Com 41 jogos, dois gols e oito assistências com a camisa da seleção brasileira principal, o destaque do Newcastle falou das diferenças de se trabalhar com um treinador a longo prazo e também dos últimos amistosos do Brasil.
Confira abaixo:
Quais as diferenças de ter trabalhado com apenas um técnico no Newcastle desde que você chegou em relação à seleção brasileira, que mudou bastante nesse ciclo?
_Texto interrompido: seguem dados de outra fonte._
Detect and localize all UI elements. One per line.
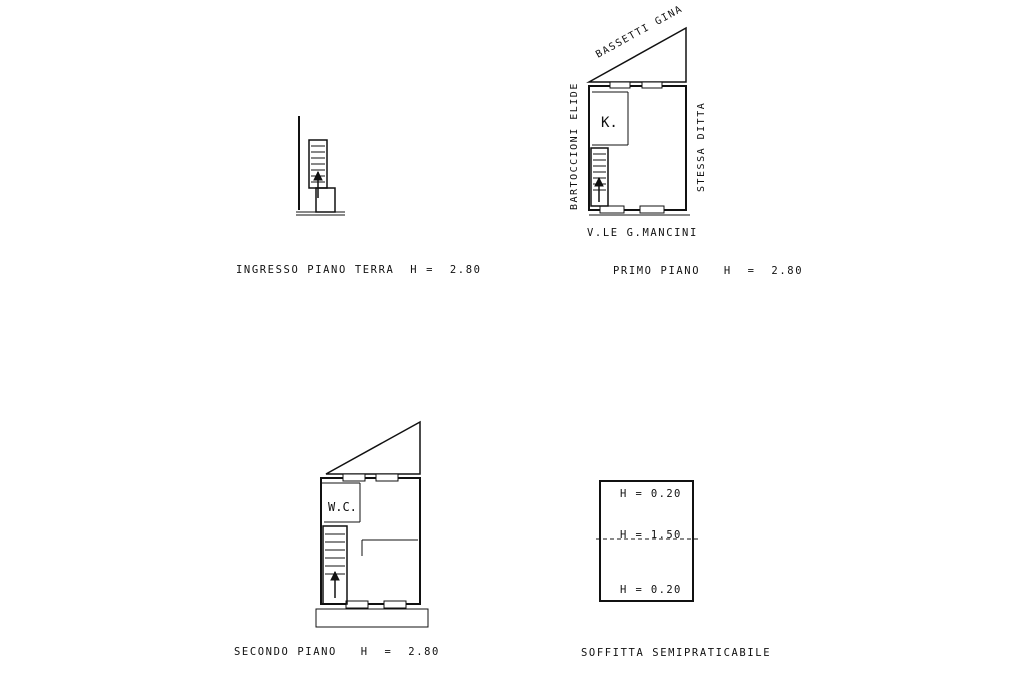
attic-caption: SOFFITTA SEMIPRATICABILE xyxy=(581,647,772,659)
stair-arrow-icon xyxy=(595,178,603,186)
neighbor-west-label: BARTOCCIONI ELIDE xyxy=(569,82,580,210)
neighbor-north-label: BASSETTI GINA xyxy=(594,3,685,61)
stair-arrow-icon xyxy=(331,572,339,580)
ground-floor-plan xyxy=(296,116,345,215)
wc-label: W.C. xyxy=(328,500,357,514)
second-floor-caption: SECONDO PIANO H = 2.80 xyxy=(234,646,440,658)
ground-floor-caption: INGRESSO PIANO TERRA H = 2.80 xyxy=(236,264,482,276)
second-floor-plan xyxy=(316,422,428,627)
street-label: V.LE G.MANCINI xyxy=(587,227,698,239)
attic-height-middle: H = 1.50 xyxy=(620,529,682,541)
kitchen-label: K. xyxy=(601,115,618,131)
neighbor-east-label: STESSA DITTA xyxy=(696,101,707,192)
first-floor-caption: PRIMO PIANO H = 2.80 xyxy=(613,265,804,277)
attic-height-bottom: H = 0.20 xyxy=(620,584,682,596)
attic-height-top: H = 0.20 xyxy=(620,488,682,500)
– Muito difícil, aqui no Newcastle eles já falam assim e, com alguns movimentos com as mãos, a gente já sabe o que tem que mudar, já sabe o jeito que ele quer. Então a gente já consegue se entender com muito mais facilidade. Acho que o ciclo foi um pouco conturbado, eu diria. Muitas trocas, não só mudanças de treinadores, mudança de presidente também. Então muita coisa aconteceu, a gente está tentando se adaptar o mais rapidamente ainda ao Ancelotti.
Elogios a Ancelotti
– Mas sem dúvida com ele fica mais fácil, é um cara que já ganhou tudo, que tem uma experiência no futebol muito grande. Já trabalhou em todos os lugares, já ganhou tudo o que era possível. Eu acho que com ele a gente tem melhorado, fizemos já grandes jogos. Eu colocaria assim o jogo contra a Coreia, o próprio jogo contra Senegal, em que a gente desempenhou muito bem, contra o próprio Chile. Então, a gente teve grandes amostras positivas já nesse ciclo com o Ancelotti. Eu estou muito positivo, muito feliz mesmo, acho que está todo mundo muito animado. A gente sabe que é difícil, mas todos nós temos o sentimento de acreditar que é possível trazer o hexa.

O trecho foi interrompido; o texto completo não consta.